Mais, il ne faut pas oublier qu’il y a eu mauvaise gestion des ressources humaines dans les écoles. Le manque cruel d’enseignants s’est vraiment fait sentir et même jusqu’au troisième semestre dans quelques écoles. Tous les élèves ne peuvent pas prendre de leçons particulières. Il y a aussi une pédagogie nonadaptée. Ce n’est pas tout le personnel enseignant qui a le sens de l’appartenance envers ses élèves et en dernier lieu, je pense moi qu’il y a eu mauvaise prise de décision pour les enfants au plus haut niveau au sein du ministère. Tout cela a fait qu’aujourd’hui, les chiffres parlent d’eux-mêmes.
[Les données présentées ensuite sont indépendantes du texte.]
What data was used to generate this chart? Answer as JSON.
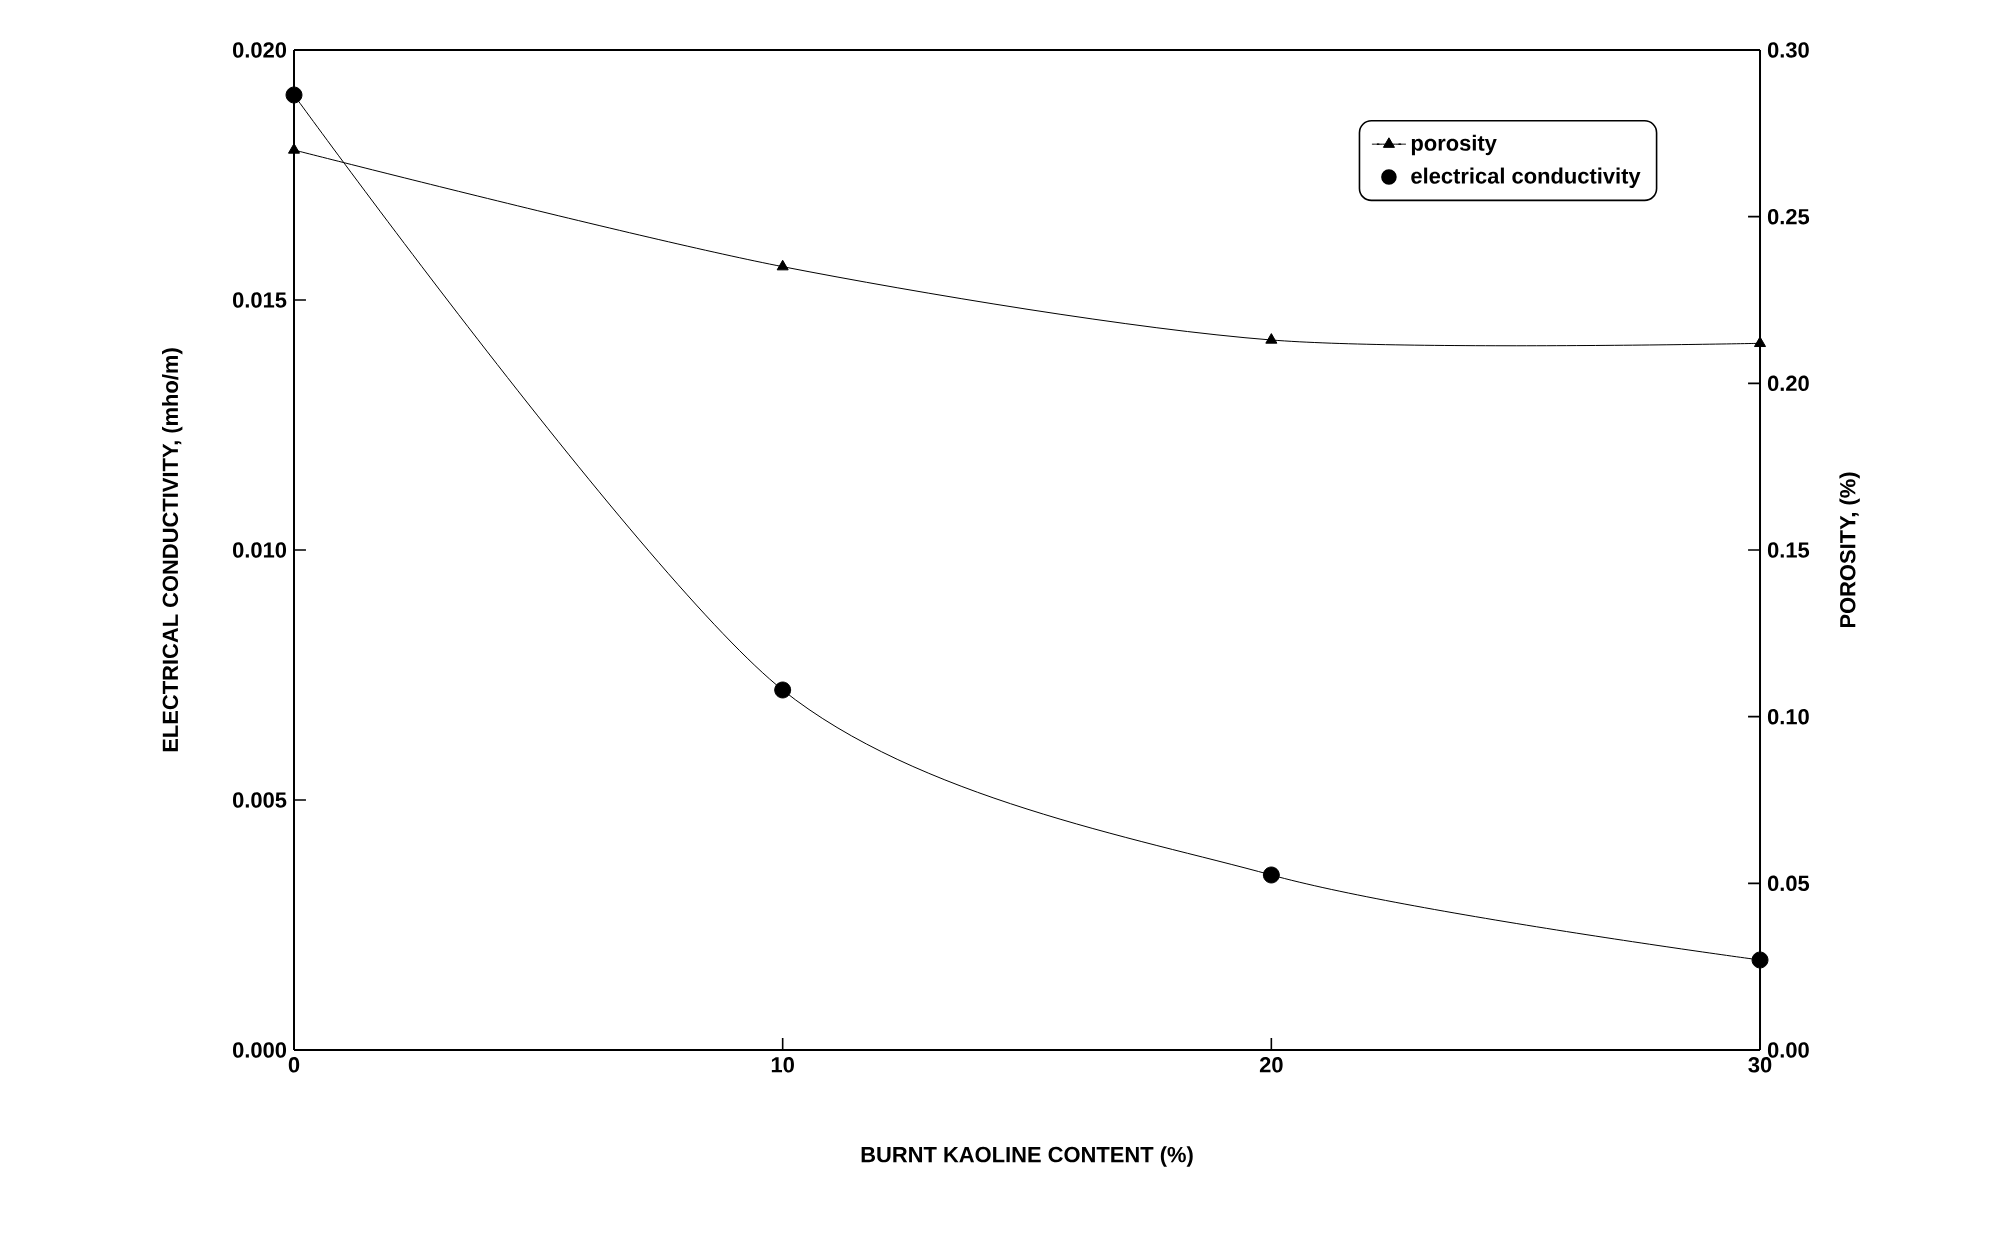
{
  "chart_data": {
    "type": "line",
    "xlabel": "BURNT KAOLINE CONTENT (%)",
    "ylabel": "ELECTRICAL CONDUCTIVITY, (mho/m)",
    "y2label": "POROSITY, (%)",
    "x": [
      0,
      10,
      20,
      30
    ],
    "series": [
      {
        "name": "porosity",
        "color": "#000000",
        "marker": "triangle",
        "axis": "y2",
        "values": [
          0.27,
          0.235,
          0.213,
          0.212
        ]
      },
      {
        "name": "electrical conductivity",
        "color": "#000000",
        "marker": "circle",
        "values": [
          0.0191,
          0.0072,
          0.0035,
          0.0018
        ]
      }
    ],
    "xlim": [
      0,
      30
    ],
    "xticks": [
      0,
      10,
      20,
      30
    ],
    "ylim": [
      0,
      0.02
    ],
    "yticks": [
      {
        "value": 0,
        "label": "0.000"
      },
      {
        "value": 0.005,
        "label": "0.005"
      },
      {
        "value": 0.01,
        "label": "0.010"
      },
      {
        "value": 0.015,
        "label": "0.015"
      },
      {
        "value": 0.02,
        "label": "0.020"
      }
    ],
    "y2lim": [
      0,
      0.3
    ],
    "y2ticks": [
      {
        "value": 0,
        "label": "0.00"
      },
      {
        "value": 0.05,
        "label": "0.05"
      },
      {
        "value": 0.1,
        "label": "0.10"
      },
      {
        "value": 0.15,
        "label": "0.15"
      },
      {
        "value": 0.2,
        "label": "0.20"
      },
      {
        "value": 0.25,
        "label": "0.25"
      },
      {
        "value": 0.3,
        "label": "0.30"
      }
    ],
    "legend": "top right",
    "grid": false,
    "line_style": "solid"
  }
}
Pourquoi venir dire tout ça dans la presse ? N’avez-vous pas peur des représailles ? Parce que vous m’aviez sollicité (rires).

Non, parce que la ministre a décidé que tous les syndicats sont contre elle et qu’il n’y a que ses ‘amis’ et son petit groupe qui comptent. Donc, il n’y a pas eu de communication avec elle depuis plus de quatre ans. La dernière fois qu’on s’est parlé c’était durant la période de Covid. Juste pour vous dire, le online teaching and learning, il nous semble, a déjà été mis au frigo. Pas de formation pour les enseignants et autres professionnels, pas de préparation. D’ailleurs, il n’y a plus de formateurs à Maurice. À 18 ans, certains élèves sont toujours en Grade 9 ! Est-ce normal ? Représailles vous dites ? Pas de commentaire !

Le secteur de l’éducation est à la dérive. La communication est au cœur du développement et elle est synonyme de la bonne éducation, chose que nie ce ministère qui opère en toute opacité. Dans le transfert comme dans l’octroi des bourses en passant par les ressources humaines, il y a une opacité totale. On pense sincèrement que le Premier ministre doit désormais intervenir personnellement pour sauver notre éducation nationale.